Lesson 3: Process Improvement Teams and Tools
When an organization adopts the Six Sigma Management System as their business process improvement model, it becomes an umbrella business strategy that should include a variety of team-based initiatives. The purpose of this lesson is to address various team approaches that have been proven to be successful as part of a Six Sigma system, to present management’s varying roles and responsibilities with each team approach, and to illustrate the common tools used by teams to implement improvements and types of measurements that drive performance.
Lesson 4: Six Sigma Teams, Methodology and Tools
This lesson is dedicated to the power of Six Sigma teams that apply a deeper level of analysis and statistical rigor to reduce variation, stabilize and optimize business processes – all for the purpose of bottom-line impact for the organization.
Lesson 5: Six Sigma Impact Measurement
This lesson focuses on measuring the results of a Six Sigma campaign. It will first review the importance of metrics and measurement to all improvement activities. Then it will focus on the need to have a selected, few critical strategic metrics to drive the Six Sigma campaign. It will discuss some historical difficulties with metrics and improvement campaigns, and suggest guidelines for selecting meaningful metrics and goals for organizational performance improvement. The discussion will not be limited to financial goals and metrics. Business objectives that drive Six Sigma Campaigns must be multifaceted.
Lesson 6: Supplemental Information
This lesson will provide supplemental information on two specific topics: Innovation and Measurement System Analysis. Achieving a dramatic improvement is a defining attribute of Six Sigma. Without realizing an innovative or breakthrough solution, one misses the main tenet of Six Sigma and lessens the opportunity to succeed. Six Sigma implies lots of improvement very fast. Incremental improvements are not sufficient to achieve Six Sigma performance. It is not just the current performance; instead, the rate of improvement equally matters. The power of Six Sigma lies in its disciplined, structured approach to identifying and solving process issues. The biggest potential pitfall of the Six Sigma approach is failing to adhere to that discipline. It is in the area of Measurement System Analysis (MSA) that discipline often falls by the wayside. When considering measurements for non-manufacturing processes, MSA often becomes the most neglected step.
All necessary materials are included.
Certifications:
This course prepares students to take the IASSC Lean Six Sigma Black Belt or the ASQ Six Sigma Black Belt national certification exams.
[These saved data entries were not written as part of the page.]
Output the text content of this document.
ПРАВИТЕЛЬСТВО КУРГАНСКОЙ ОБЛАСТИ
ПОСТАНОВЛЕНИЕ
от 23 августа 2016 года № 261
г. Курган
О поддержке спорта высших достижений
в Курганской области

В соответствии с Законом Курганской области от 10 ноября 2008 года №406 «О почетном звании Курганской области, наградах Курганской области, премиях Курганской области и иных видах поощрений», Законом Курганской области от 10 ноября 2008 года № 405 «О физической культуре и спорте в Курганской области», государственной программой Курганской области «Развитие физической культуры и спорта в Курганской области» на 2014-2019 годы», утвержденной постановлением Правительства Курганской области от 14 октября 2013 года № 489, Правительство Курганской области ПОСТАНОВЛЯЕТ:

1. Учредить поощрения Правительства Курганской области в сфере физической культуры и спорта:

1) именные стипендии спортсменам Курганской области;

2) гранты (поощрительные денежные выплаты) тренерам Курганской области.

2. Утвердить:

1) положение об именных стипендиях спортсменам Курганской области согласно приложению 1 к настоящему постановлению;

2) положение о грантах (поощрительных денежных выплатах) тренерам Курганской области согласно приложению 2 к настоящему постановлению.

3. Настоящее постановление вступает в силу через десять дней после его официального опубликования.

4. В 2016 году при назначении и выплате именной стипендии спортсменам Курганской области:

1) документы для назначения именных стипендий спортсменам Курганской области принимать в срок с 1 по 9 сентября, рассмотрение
NOTE: ASQ Six Sigma Black Belt requires two completed projects with signed affidavits or one completed project with signed affidavit and three years of work experience in one or more areas of the Six Sigma Body of Knowledge. You do not need to be a Certified Six Sigma Green Belt. Work experience must be in a full time, paid role. Paid intern, co-op or any other course work cannot be applied towards the work experience requirement.